Lfd.Nr.924    LG München II    12.05.2011    JuNSV Bd.XLIX S.245

 

Als Globocnik vom 104 5.Januar 1944 Himmler über die wirtschaftliche Abwicklung der "Aktion Reinhardt" berichtete, schätzte er den Gesamtwert der bis 3.Februar 1943 angefallenen Gegenstände (Geld, Wertgegenstände, Kleidung u.s.w.) "bei Ansatz von Mindestwerten" auf 180 Millionen Reichsmark.

 

5. Die jüdischen Arbeitshäftlinge

 

Im Lager waren rund 600 Arbeitshäftlinge tätig, die man aus den ankommenden Transporten ausgesondert hatte.

 

Die Häftlinge waren Gruppen zugeteilt, die jeweils für bestimmte Arbeitsbereiche zuständig waren: Die Sortiergruppe sortierte im "Lager II" die von den Juden ausgezogene Kleidung und musste diese auch nach versteckten Wertgegenständen durchsuchen; hier arbeiteten viele Frauen.

 

Das "Bahnhofskommando" bestand aus einer Gruppe von 20 Leuten.
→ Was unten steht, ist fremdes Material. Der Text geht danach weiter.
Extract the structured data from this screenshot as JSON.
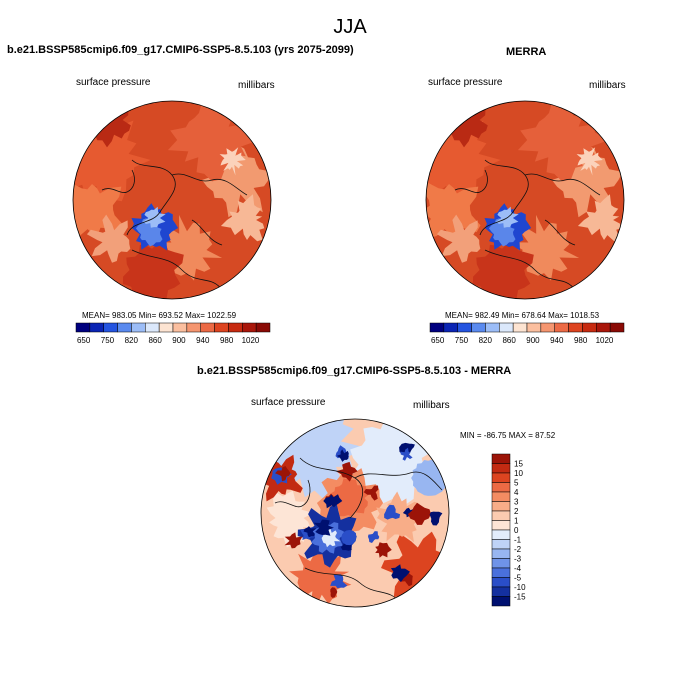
{
  "figure": {
    "title": "JJA"
  },
  "chart_data": [
    {
      "type": "heatmap",
      "title": "b.e21.BSSP585cmip6.f09_g17.CMIP6-SSP5-8.5.103 (yrs 2075-2099)",
      "variable": "surface pressure",
      "units": "millibars",
      "projection": "polar stereographic (north pole)",
      "stats": {
        "mean": 983.05,
        "min": 693.52,
        "max": 1022.59
      },
      "stats_text": "MEAN= 983.05  Min= 693.52  Max= 1022.59",
      "colorbar": {
        "tick_labels": [
          "650",
          "750",
          "820",
          "860",
          "900",
          "940",
          "980",
          "1020"
        ],
        "colors": [
          "#00007f",
          "#0a24b4",
          "#2454e0",
          "#5a8aef",
          "#9cbdf7",
          "#dbe8fb",
          "#fde4d2",
          "#fbbf9f",
          "#f59670",
          "#ec6a45",
          "#dd4420",
          "#c72a10",
          "#a9160a",
          "#8a0a05"
        ]
      }
    },
    {
      "type": "heatmap",
      "title": "MERRA",
      "variable": "surface pressure",
      "units": "millibars",
      "projection": "polar stereographic (north pole)",
      "stats": {
        "mean": 982.49,
        "min": 678.64,
        "max": 1018.53
      },
      "stats_text": "MEAN= 982.49  Min= 678.64  Max= 1018.53",
      "colorbar": {
        "tick_labels": [
          "650",
          "750",
          "820",
          "860",
          "900",
          "940",
          "980",
          "1020"
        ],
        "colors": [
          "#00007f",
          "#0a24b4",
          "#2454e0",
          "#5a8aef",
          "#9cbdf7",
          "#dbe8fb",
          "#fde4d2",
          "#fbbf9f",
          "#f59670",
          "#ec6a45",
          "#dd4420",
          "#c72a10",
          "#a9160a",
          "#8a0a05"
        ]
      }
    },
    {
      "type": "heatmap",
      "title": "b.e21.BSSP585cmip6.f09_g17.CMIP6-SSP5-8.5.103 - MERRA",
      "variable": "surface pressure",
      "units": "millibars",
      "projection": "polar stereographic (north pole)",
      "stats": {
        "min": -86.75,
        "max": 87.52
      },
      "stats_text": "MIN = -86.75 MAX =  87.52",
      "colorbar": {
        "tick_labels": [
          "15",
          "10",
          "5",
          "4",
          "3",
          "2",
          "1",
          "0",
          "-1",
          "-2",
          "-3",
          "-4",
          "-5",
          "-10",
          "-15"
        ],
        "colors": [
          "#9c1408",
          "#c22a12",
          "#dc4420",
          "#ec6a44",
          "#f48c62",
          "#f8ad88",
          "#fbcbb0",
          "#fde5d6",
          "#e2ecfb",
          "#bfd3f7",
          "#98b6f1",
          "#6f93e8",
          "#4a70dc",
          "#2a4ec8",
          "#14309f",
          "#001070"
        ]
      }
    }
  ]
}
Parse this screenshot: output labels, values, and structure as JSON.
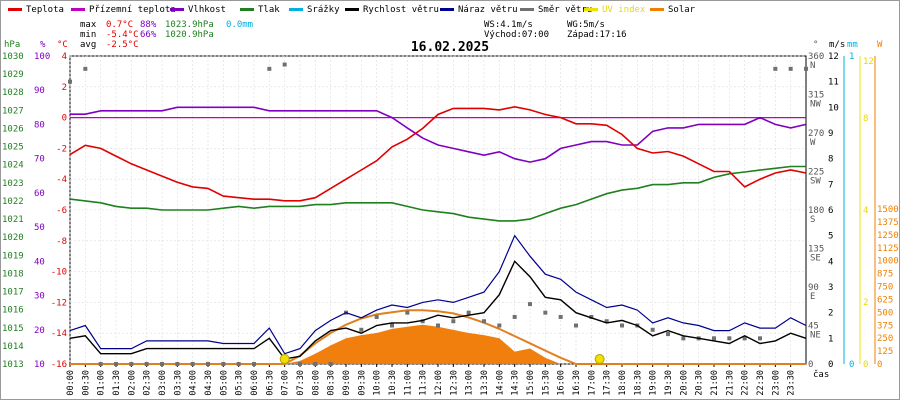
{
  "chart_data": {
    "type": "line",
    "title": "16.02.2025",
    "legend": {
      "placement": "top",
      "items": [
        {
          "name": "Teplota",
          "color": "#e00000"
        },
        {
          "name": "Přízemní teplota",
          "color": "#c000c0"
        },
        {
          "name": "Vlhkost",
          "color": "#8000c0"
        },
        {
          "name": "Tlak",
          "color": "#208020"
        },
        {
          "name": "Srážky",
          "color": "#00b0e0"
        },
        {
          "name": "Rychlost větru",
          "color": "#000000"
        },
        {
          "name": "Náraz větru",
          "color": "#000090"
        },
        {
          "name": "Směr větru",
          "color": "#707070"
        },
        {
          "name": "UV index",
          "color": "#f0e000"
        },
        {
          "name": "Solar",
          "color": "#f08000"
        }
      ]
    },
    "stats": {
      "max_label": "max",
      "max_temp": "0.7°C",
      "max_hum": "88%",
      "max_press": "1023.9hPa",
      "rain": "0.0mm",
      "min_label": "min",
      "min_temp": "-5.4°C",
      "min_hum": "66%",
      "min_press": "1020.9hPa",
      "avg_label": "avg",
      "avg_temp": "-2.5°C",
      "ws": "WS:4.1m/s",
      "wg": "WG:5m/s",
      "sunrise": "Východ:07:00",
      "sunset": "Západ:17:16"
    },
    "axes": {
      "hpa": {
        "label": "hPa",
        "ticks": [
          "1030",
          "1029",
          "1028",
          "1027",
          "1026",
          "1025",
          "1024",
          "1023",
          "1022",
          "1021",
          "1020",
          "1019",
          "1018",
          "1017",
          "1016",
          "1015",
          "1014",
          "1013"
        ],
        "range": [
          1013,
          1030
        ]
      },
      "pct": {
        "label": "%",
        "ticks": [
          "100",
          "90",
          "80",
          "70",
          "60",
          "50",
          "40",
          "30",
          "20",
          "10"
        ]
      },
      "temp": {
        "label": "°C",
        "ticks": [
          "4",
          "2",
          "0",
          "-2",
          "-4",
          "-6",
          "-8",
          "-10",
          "-12",
          "-14",
          "-16"
        ],
        "range": [
          -16,
          4
        ]
      },
      "dir": {
        "label": "°",
        "ticks": [
          "360",
          "315",
          "270",
          "225",
          "180",
          "135",
          "90",
          "45",
          "0"
        ],
        "names": [
          "N",
          "NW",
          "W",
          "SW",
          "S",
          "SE",
          "E",
          "NE"
        ]
      },
      "ms": {
        "label": "m/s",
        "ticks": [
          "12",
          "11",
          "10",
          "9",
          "8",
          "7",
          "6",
          "5",
          "4",
          "3",
          "2",
          "1",
          "0"
        ],
        "range": [
          0,
          12
        ]
      },
      "mm": {
        "label": "mm",
        "ticks": [
          "1",
          "0"
        ]
      },
      "uv": {
        "label": "",
        "ticks": [
          "12",
          "8",
          "4",
          "2",
          "0"
        ]
      },
      "w": {
        "label": "W",
        "ticks": [
          "1500",
          "1375",
          "1250",
          "1125",
          "1000",
          "875",
          "750",
          "625",
          "500",
          "375",
          "250",
          "125",
          "0"
        ],
        "range": [
          0,
          1500
        ]
      },
      "xlabel": "čas",
      "x_ticks": [
        "00:00",
        "00:30",
        "01:00",
        "01:30",
        "02:00",
        "02:30",
        "03:00",
        "03:30",
        "04:00",
        "04:30",
        "05:00",
        "05:30",
        "06:00",
        "06:30",
        "07:00",
        "07:30",
        "08:00",
        "08:30",
        "09:00",
        "09:30",
        "10:00",
        "10:30",
        "11:00",
        "11:30",
        "12:00",
        "12:30",
        "13:00",
        "13:30",
        "14:00",
        "14:30",
        "15:00",
        "15:30",
        "16:00",
        "16:30",
        "17:00",
        "17:30",
        "18:00",
        "18:30",
        "19:00",
        "19:30",
        "20:00",
        "20:30",
        "21:00",
        "21:30",
        "22:00",
        "22:30",
        "23:00",
        "23:30"
      ]
    },
    "x_hours": [
      0,
      0.5,
      1,
      1.5,
      2,
      2.5,
      3,
      3.5,
      4,
      4.5,
      5,
      5.5,
      6,
      6.5,
      7,
      7.5,
      8,
      8.5,
      9,
      9.5,
      10,
      10.5,
      11,
      11.5,
      12,
      12.5,
      13,
      13.5,
      14,
      14.5,
      15,
      15.5,
      16,
      16.5,
      17,
      17.5,
      18,
      18.5,
      19,
      19.5,
      20,
      20.5,
      21,
      21.5,
      22,
      22.5,
      23,
      23.5,
      24
    ],
    "series": [
      {
        "name": "Teplota",
        "unit": "°C",
        "values": [
          -2.4,
          -1.8,
          -2.0,
          -2.5,
          -3.0,
          -3.4,
          -3.8,
          -4.2,
          -4.5,
          -4.6,
          -5.1,
          -5.2,
          -5.3,
          -5.3,
          -5.4,
          -5.4,
          -5.2,
          -4.6,
          -4.0,
          -3.4,
          -2.8,
          -1.9,
          -1.4,
          -0.7,
          0.2,
          0.6,
          0.6,
          0.6,
          0.5,
          0.7,
          0.5,
          0.2,
          0.0,
          -0.4,
          -0.4,
          -0.5,
          -1.1,
          -2.0,
          -2.3,
          -2.2,
          -2.5,
          -3.0,
          -3.5,
          -3.5,
          -4.5,
          -4.0,
          -3.6,
          -3.4,
          -3.6
        ]
      },
      {
        "name": "Přízemní teplota",
        "unit": "°C",
        "values": [
          0,
          0,
          0,
          0,
          0,
          0,
          0,
          0,
          0,
          0,
          0,
          0,
          0,
          0,
          0,
          0,
          0,
          0,
          0,
          0,
          0,
          0,
          0,
          0,
          0,
          0,
          0,
          0,
          0,
          0,
          0,
          0,
          0,
          0,
          0,
          0,
          0,
          0,
          0,
          0,
          0,
          0,
          0,
          0,
          0,
          0,
          0,
          0,
          0
        ]
      },
      {
        "name": "Vlhkost",
        "unit": "%",
        "values": [
          83,
          83,
          84,
          84,
          84,
          84,
          84,
          85,
          85,
          85,
          85,
          85,
          85,
          84,
          84,
          84,
          84,
          84,
          84,
          84,
          84,
          82,
          79,
          76,
          74,
          73,
          72,
          71,
          72,
          70,
          69,
          70,
          73,
          74,
          75,
          75,
          74,
          74,
          78,
          79,
          79,
          80,
          80,
          80,
          80,
          82,
          80,
          79,
          80
        ]
      },
      {
        "name": "Tlak",
        "unit": "hPa",
        "values": [
          1022.1,
          1022.0,
          1021.9,
          1021.7,
          1021.6,
          1021.6,
          1021.5,
          1021.5,
          1021.5,
          1021.5,
          1021.6,
          1021.7,
          1021.6,
          1021.7,
          1021.7,
          1021.7,
          1021.8,
          1021.8,
          1021.9,
          1021.9,
          1021.9,
          1021.9,
          1021.7,
          1021.5,
          1021.4,
          1021.3,
          1021.1,
          1021.0,
          1020.9,
          1020.9,
          1021.0,
          1021.3,
          1021.6,
          1021.8,
          1022.1,
          1022.4,
          1022.6,
          1022.7,
          1022.9,
          1022.9,
          1023.0,
          1023.0,
          1023.3,
          1023.5,
          1023.6,
          1023.7,
          1023.8,
          1023.9,
          1023.9
        ]
      },
      {
        "name": "Rychlost větru",
        "unit": "m/s",
        "values": [
          1.0,
          1.1,
          0.4,
          0.4,
          0.4,
          0.6,
          0.6,
          0.6,
          0.6,
          0.6,
          0.6,
          0.6,
          0.6,
          1.0,
          0.2,
          0.3,
          0.9,
          1.3,
          1.4,
          1.2,
          1.5,
          1.6,
          1.6,
          1.7,
          1.9,
          1.8,
          1.9,
          2.0,
          2.7,
          4.0,
          3.4,
          2.6,
          2.5,
          2.0,
          1.8,
          1.6,
          1.7,
          1.5,
          1.1,
          1.3,
          1.1,
          1.0,
          0.9,
          0.8,
          1.1,
          0.8,
          0.9,
          1.2,
          1.0
        ]
      },
      {
        "name": "Náraz větru",
        "unit": "m/s",
        "values": [
          1.3,
          1.5,
          0.6,
          0.6,
          0.6,
          0.9,
          0.9,
          0.9,
          0.9,
          0.9,
          0.8,
          0.8,
          0.8,
          1.4,
          0.4,
          0.6,
          1.3,
          1.7,
          2.0,
          1.8,
          2.1,
          2.3,
          2.2,
          2.4,
          2.5,
          2.4,
          2.6,
          2.8,
          3.6,
          5.0,
          4.2,
          3.5,
          3.3,
          2.8,
          2.5,
          2.2,
          2.3,
          2.1,
          1.6,
          1.8,
          1.6,
          1.5,
          1.3,
          1.3,
          1.6,
          1.4,
          1.4,
          1.8,
          1.5
        ]
      },
      {
        "name": "Směr větru",
        "unit": "°",
        "values": [
          330,
          345,
          0,
          0,
          0,
          0,
          0,
          0,
          0,
          0,
          0,
          0,
          0,
          345,
          350,
          0,
          0,
          0,
          60,
          40,
          55,
          45,
          60,
          50,
          45,
          50,
          60,
          50,
          45,
          55,
          70,
          60,
          55,
          45,
          55,
          50,
          45,
          45,
          40,
          35,
          30,
          30,
          30,
          30,
          30,
          30,
          345,
          345,
          345
        ]
      },
      {
        "name": "Solar",
        "unit": "W",
        "values": [
          0,
          0,
          0,
          0,
          0,
          0,
          0,
          0,
          0,
          0,
          0,
          0,
          0,
          0,
          0,
          30,
          100,
          180,
          250,
          280,
          300,
          340,
          360,
          380,
          360,
          330,
          300,
          280,
          250,
          120,
          150,
          60,
          0,
          0,
          0,
          0,
          0,
          0,
          0,
          0,
          0,
          0,
          0,
          0,
          0,
          0,
          0,
          0,
          0
        ]
      },
      {
        "name": "Solar (teoretický)",
        "unit": "W",
        "values": [
          0,
          0,
          0,
          0,
          0,
          0,
          0,
          0,
          0,
          0,
          0,
          0,
          0,
          0,
          0,
          80,
          200,
          300,
          380,
          440,
          480,
          500,
          520,
          520,
          510,
          490,
          450,
          400,
          340,
          270,
          200,
          130,
          60,
          0,
          0,
          0,
          0,
          0,
          0,
          0,
          0,
          0,
          0,
          0,
          0,
          0,
          0,
          0,
          0
        ]
      },
      {
        "name": "UV index",
        "unit": "",
        "points": [
          {
            "x": 7.0,
            "y": 0
          },
          {
            "x": 17.27,
            "y": 0
          }
        ]
      }
    ]
  }
}
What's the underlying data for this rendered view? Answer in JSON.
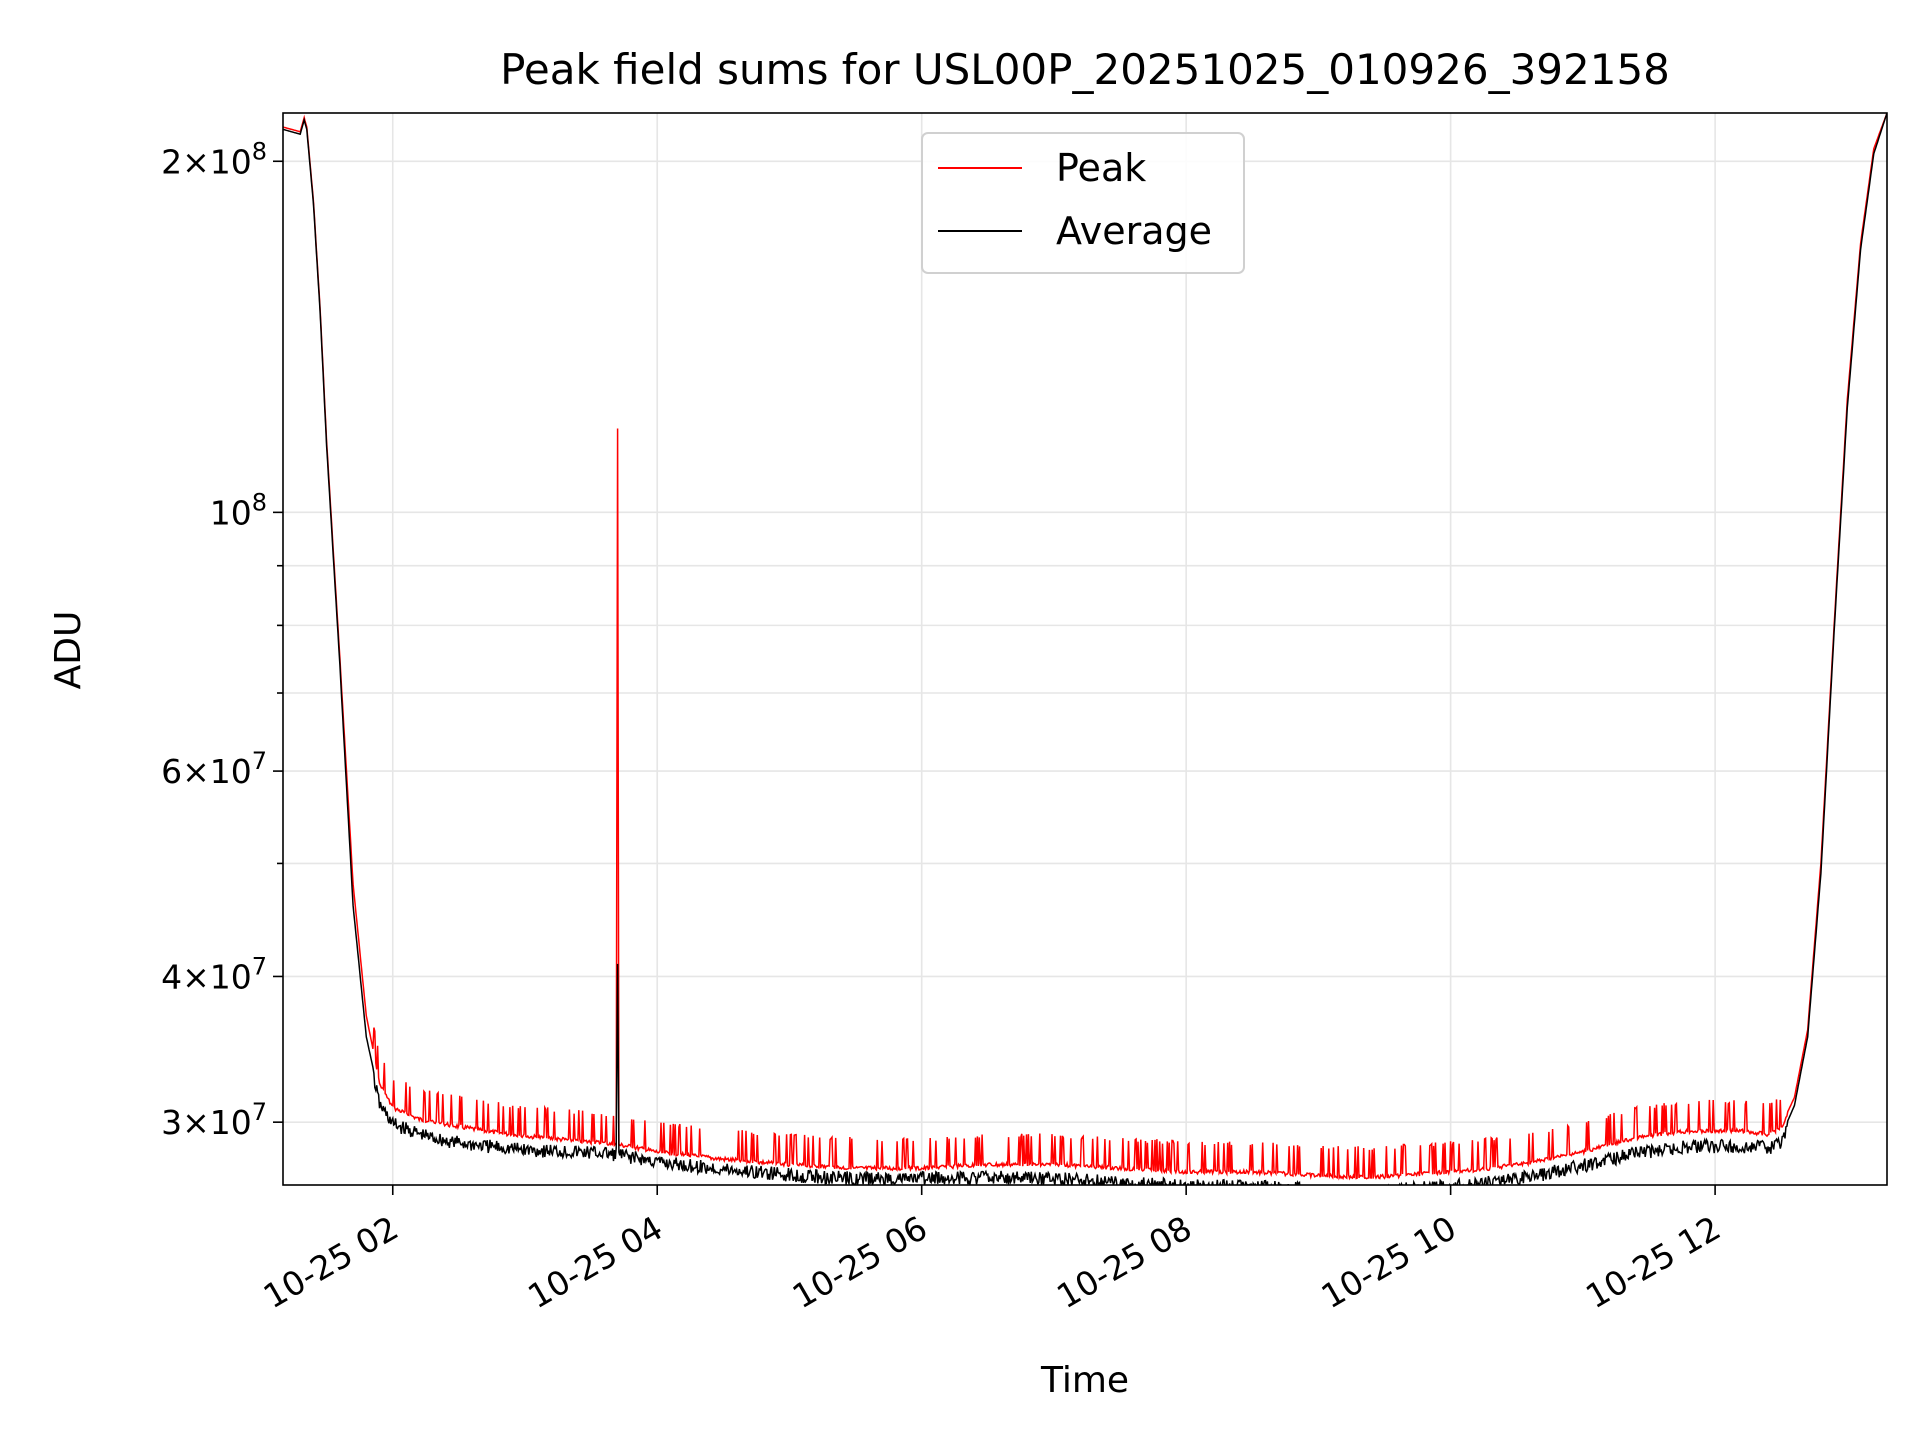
{
  "chart_data": {
    "type": "line",
    "title": "Peak field sums for USL00P_20251025_010926_392158",
    "xlabel": "Time",
    "ylabel": "ADU",
    "yscale": "log",
    "xlim_hours": [
      1.17,
      13.3
    ],
    "ylim": [
      26500000,
      220000000
    ],
    "grid": true,
    "legend_position": "upper-center",
    "x_ticks": [
      {
        "value": 2,
        "label": "10-25 02"
      },
      {
        "value": 4,
        "label": "10-25 04"
      },
      {
        "value": 6,
        "label": "10-25 06"
      },
      {
        "value": 8,
        "label": "10-25 08"
      },
      {
        "value": 10,
        "label": "10-25 10"
      },
      {
        "value": 12,
        "label": "10-25 12"
      }
    ],
    "y_major_ticks": [
      {
        "value": 30000000,
        "mantissa": "3",
        "exponent": "7"
      },
      {
        "value": 40000000,
        "mantissa": "4",
        "exponent": "7"
      },
      {
        "value": 60000000,
        "mantissa": "6",
        "exponent": "7"
      },
      {
        "value": 100000000,
        "mantissa": "",
        "exponent": "8"
      },
      {
        "value": 200000000,
        "mantissa": "2",
        "exponent": "8"
      }
    ],
    "y_minor_ticks": [
      50000000,
      70000000,
      80000000,
      90000000
    ],
    "series": [
      {
        "name": "Peak",
        "color": "#ff0000",
        "x_hours": [
          1.17,
          1.3,
          1.33,
          1.35,
          1.4,
          1.45,
          1.5,
          1.6,
          1.7,
          1.8,
          1.9,
          2.0,
          2.2,
          2.4,
          2.7,
          3.0,
          3.3,
          3.6,
          3.69,
          3.7,
          3.71,
          3.8,
          4.0,
          4.5,
          5.0,
          5.5,
          6.0,
          6.5,
          7.0,
          7.5,
          8.0,
          8.5,
          9.0,
          9.4,
          9.8,
          10.2,
          10.6,
          11.0,
          11.4,
          11.8,
          12.2,
          12.4,
          12.5,
          12.6,
          12.7,
          12.8,
          12.9,
          13.0,
          13.1,
          13.2,
          13.3
        ],
        "values": [
          214000000,
          212000000,
          218000000,
          214000000,
          185000000,
          150000000,
          115000000,
          75000000,
          48000000,
          37000000,
          32500000,
          31000000,
          30300000,
          30000000,
          29600000,
          29300000,
          29100000,
          28900000,
          28800000,
          118000000,
          28800000,
          28700000,
          28400000,
          28000000,
          27700000,
          27500000,
          27500000,
          27700000,
          27700000,
          27500000,
          27300000,
          27300000,
          27100000,
          27000000,
          27200000,
          27400000,
          27800000,
          28400000,
          29200000,
          29600000,
          29600000,
          29400000,
          29800000,
          31500000,
          36000000,
          50000000,
          80000000,
          125000000,
          170000000,
          205000000,
          220000000
        ]
      },
      {
        "name": "Average",
        "color": "#000000",
        "x_hours": [
          1.17,
          1.3,
          1.33,
          1.35,
          1.4,
          1.45,
          1.5,
          1.6,
          1.7,
          1.8,
          1.9,
          2.0,
          2.2,
          2.4,
          2.7,
          3.0,
          3.3,
          3.6,
          3.69,
          3.7,
          3.71,
          3.8,
          4.0,
          4.5,
          5.0,
          5.5,
          6.0,
          6.5,
          7.0,
          7.5,
          8.0,
          8.5,
          9.0,
          9.4,
          9.8,
          10.2,
          10.6,
          11.0,
          11.4,
          11.8,
          12.2,
          12.4,
          12.5,
          12.6,
          12.7,
          12.8,
          12.9,
          13.0,
          13.1,
          13.2,
          13.3
        ],
        "values": [
          213000000,
          211000000,
          217000000,
          213000000,
          184000000,
          149000000,
          114000000,
          74000000,
          46000000,
          35500000,
          31500000,
          30300000,
          29700000,
          29300000,
          29000000,
          28800000,
          28700000,
          28600000,
          28500000,
          41000000,
          28500000,
          28400000,
          28100000,
          27700000,
          27400000,
          27200000,
          27200000,
          27300000,
          27200000,
          27000000,
          26800000,
          26800000,
          26600000,
          26500000,
          26700000,
          26900000,
          27300000,
          27900000,
          28600000,
          29000000,
          29000000,
          28900000,
          29200000,
          31000000,
          35500000,
          49000000,
          79000000,
          123000000,
          168000000,
          203000000,
          220000000
        ]
      }
    ]
  }
}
Sie hatten eine Uniform-ähnliche Kleidung mit Kappen mit einem aufgenähten "B". Es waren starke Leute. Ein Arbeitskommando war für Ausräumen der Waggons zuständig. Ein weiteres Arbeitskommando erneuerte die Zweige, die in die Stacheldrahtzäune als Sichtschutz eingeflochten waren.

 

Einzelne Häftlinge mit besonderen handwerklichen Fähigkeiten arbeiteten in Werkstätten als Koch, Schuster, Schneider, sogar Goldschmied oder ähnliches. Sie hatten die Aufgabe, taugliche Kleidungs- und Schmuckstücke für die SS- und Polizeikräfte umzuarbeiten, die diese dann selbst nutzten oder nach Hause zu ihren Familien sandten.

 

Ausserhalb des Lagers war das "Waldkommando" tätig, welches das für die Verbrennung der Leichen benötigte Holz beschaffen musste. Ein Aussenkommando musste in dem nahen Wlodawa Häuser abbrechen. Deren Ziegel wurden für den Aufbau von Baracken im geplanten "Lager IV" benutzt. Wenn ein Transport ankam, wurden alle anderen Arbeiten eingestellt. Sämtliche Häftlinge waren dann im Lager; ebenso auch die Aussenkommandos samt deren Bewachung.

 

Je nach Zahl der ankommenden Transporte arbeiteten 80 bis 300 Arbeitshäftlinge im sog. "Sonderkommando", das die Juden in die Gaskammern schob, die Toten aus den Gaskammern herausholte, durchsuchte und verbrannte. Diese Häftlinge wohnten ausschliesslich im "Lager III" und hatten keinen Kontakt zu anderen Arbeitshäftlingen. Von diesen Häftlingen hat keiner den Lagerbetrieb überlebt.

 

Die Arbeitshäftlinge, die mit den neu Angekommenen in Kontakt kamen, durften diesen unter keinen Umständen irgendetwas über ihr künftiges Schicksal verraten. Kam dies auf, wurde der Häftling sofort mit in die Gaskammer geschickt oder erschossen.

 

Die Arbeitshäftlinge bekamen am Morgen Ersatzkaffee und am Abend ein Stück Brot. Dies reichte vielen kaum, um die harte Arbeit zu bewältigen, so dass sie an Erschöpfung und Unterernährung starben. Zudem waren sie nahezu täglich den Schikanen und Misshandlungen der Lagerfunktionäre und -bewacher ausgesetzt. Häftlinge wurden aus nichtigen Anlässen schwer misshandelt oder sofort ermordet. Die deutschen Lagerfunktionäre trugen Peitschen, einige wie Frenzel 105 und Bol. waren berüchtigt dafür, dass sie wahllos Morde an Häftlingen

 

104Gemeint ist wohl: am.

105Siehe Lfd.Nr.642 und 897.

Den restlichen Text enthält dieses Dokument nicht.